Saturday, 26 March 2016

Pengaruh Globalisasi Bagi Keghidupan Masyarakat dalam Bidang Birokrasi



PENGARUH GLOBALISASI BAGI KEHIDUPAN MASYARAKAT INDONESIA DALAM BIDANG BIROKRASI
Globalisasi telah membawa pengaruh pada segala aspek kehidupan bernegara pada bangsa-bangsa di dunia. Pengaruh tersebut berdampak pada tatanan politik, ekonomi, sosial dan budaya. Globalisasi yang mengharuskan pada kompetisi pada tiap-tiap negara ini, telah membuat perubahan pada segala bidang sebagai bentuk penyesuaian terhadap tuntutan daripada globalisasi tersebut yang membuat seolah-olah telah meruntuhkan konsepsi ruang dan waktu antara berbagai negara bangsa di dunia.
Indonesia sebagai salah satu negara yang sedang berkembang juga mau tidak mau tidak bisa lepas dari globalisasi. Berbagai pengaruh baik positif maupun dampak negatifnya turut dirasakan oleh bangsa ini, yang juga secara lansung atau tidak lansung mempengaruhi dari birokrasi di Indonesia. Globalisasi diibaratkan sebagai dua sisi mata uang bagi suatu negara, disatu sisi mendatangkan kebaikan dan satu sisinya lagi mendatangkan keburukan pada suatu negara. Dalam globalisasi ini ditandai dengan persaingan “Among regions”: khususnya daerah-daerah otonom dimana investasi bisa ditanamkan, “Among government” : dipertandingkan efektifitasnya, “Among corporation” : dipertandingkan daya saingnya, “Among people” : dipertandingkan durability-nya (Riant Nugroho, 2003:43).
                Lalu apa yang dimaksud dengan birokrasi tesebut? Dan mengapa selalu dikaitkan dengan globalisasi? Jawabannya adalah menurut Peter A. Blau dan Charles H. Page, Birokrasi adalah suatu tipe dari organisasi yang dimaksudkan untuk mencapai tugas-tugas administratif yang besar, yaitu dengan cara mengkoordinir secara sistematik pekerjaan yang dilakukan oleh banyak orang.

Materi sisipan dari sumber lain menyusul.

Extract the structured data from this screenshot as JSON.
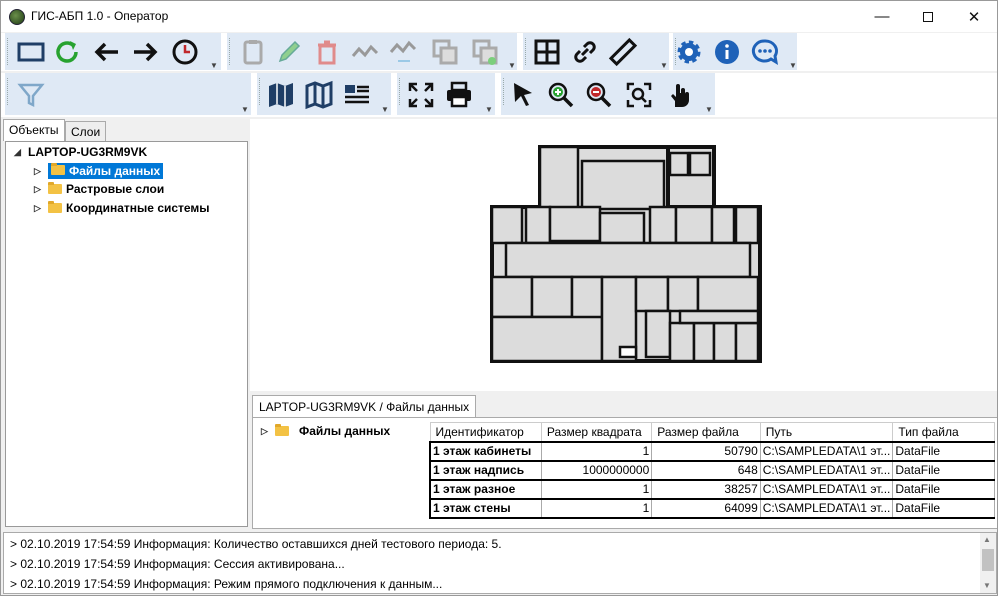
{
  "window": {
    "title": "ГИС-АБП 1.0 - Оператор"
  },
  "left_tabs": [
    "Объекты",
    "Слои"
  ],
  "tree": {
    "root": "LAPTOP-UG3RM9VK",
    "children": [
      "Файлы данных",
      "Растровые слои",
      "Координатные системы"
    ]
  },
  "bottom": {
    "tab": "LAPTOP-UG3RM9VK / Файлы данных",
    "tree_item": "Файлы данных",
    "columns": [
      "Идентификатор",
      "Размер квадрата",
      "Размер файла",
      "Путь",
      "Тип файла"
    ],
    "rows": [
      [
        "1 этаж кабинеты",
        "1",
        "50790",
        "C:\\SAMPLEDATA\\1 эт...",
        "DataFile"
      ],
      [
        "1 этаж надпись",
        "1000000000",
        "648",
        "C:\\SAMPLEDATA\\1 эт...",
        "DataFile"
      ],
      [
        "1 этаж разное",
        "1",
        "38257",
        "C:\\SAMPLEDATA\\1 эт...",
        "DataFile"
      ],
      [
        "1 этаж стены",
        "1",
        "64099",
        "C:\\SAMPLEDATA\\1 эт...",
        "DataFile"
      ]
    ]
  },
  "log": [
    "> 02.10.2019 17:54:59 Информация: Количество оставшихся дней тестового периода: 5.",
    "> 02.10.2019 17:54:59 Информация: Сессия активирована...",
    "> 02.10.2019 17:54:59 Информация: Режим прямого подключения к данным..."
  ],
  "colors": {
    "accent": "#0078d7",
    "toolbar": "#dfe9f5",
    "icon_blue": "#1f62b8"
  }
}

Maka dari itu birokrasi harus mengikuti alur dari perkembangan zaman karena sifat dari administratif perlu dukungan dari berbagai sumber ilmu dan teknologi.
Dalam era globalisasi ini birokrasi dituntut untuk lebih efisien, efektif, responsif dan akuntabel. Tetapi walau pun pada kenyataannya pada masa sekarang ini hal-hal tersebut seolah sangat sulit diwujudkan pada birokrasi Indonesia. Berbagai polemik muncul dalam birokrasi Indonesia dari orde baru sampai dengan pasca reformasi. Reformasi yang diharapkan dapat menyelesaikan permasalahan-permasalahan yang ada di negara ini ternyata malah membawa kepada keadaan yang lebih buruk. Reformasi yang diharapkan dapat merubah budaya birokrasi Indonesia yang berbelit-belit dan identik dengan Kolusi, Korupsi dan Nepotisme kenyataannya tidak sama sekali.
Tantangan untuk mewujudkan suatu kepemerintahan yang baik menjadi kerja keras bagi birokrasi Indonesia. Selanjutnya pertanyaan yang akan muncul adalah bagaimana birokrasi Indonesia tetap eksis dalam menghadapi kemajuan zaman yang semakin mengglobal ini? Apa yang seharusnya dilakukan sebagai langkah dan bentuk dari penyesuaian terhadap arus globalisasi? Dalam kesemrawutan birokrasi di Indonesia pertanyaan tersebut seolah mudah dalam konsep teori, akan tetapi sangat sulit dalam tataran implementasinya.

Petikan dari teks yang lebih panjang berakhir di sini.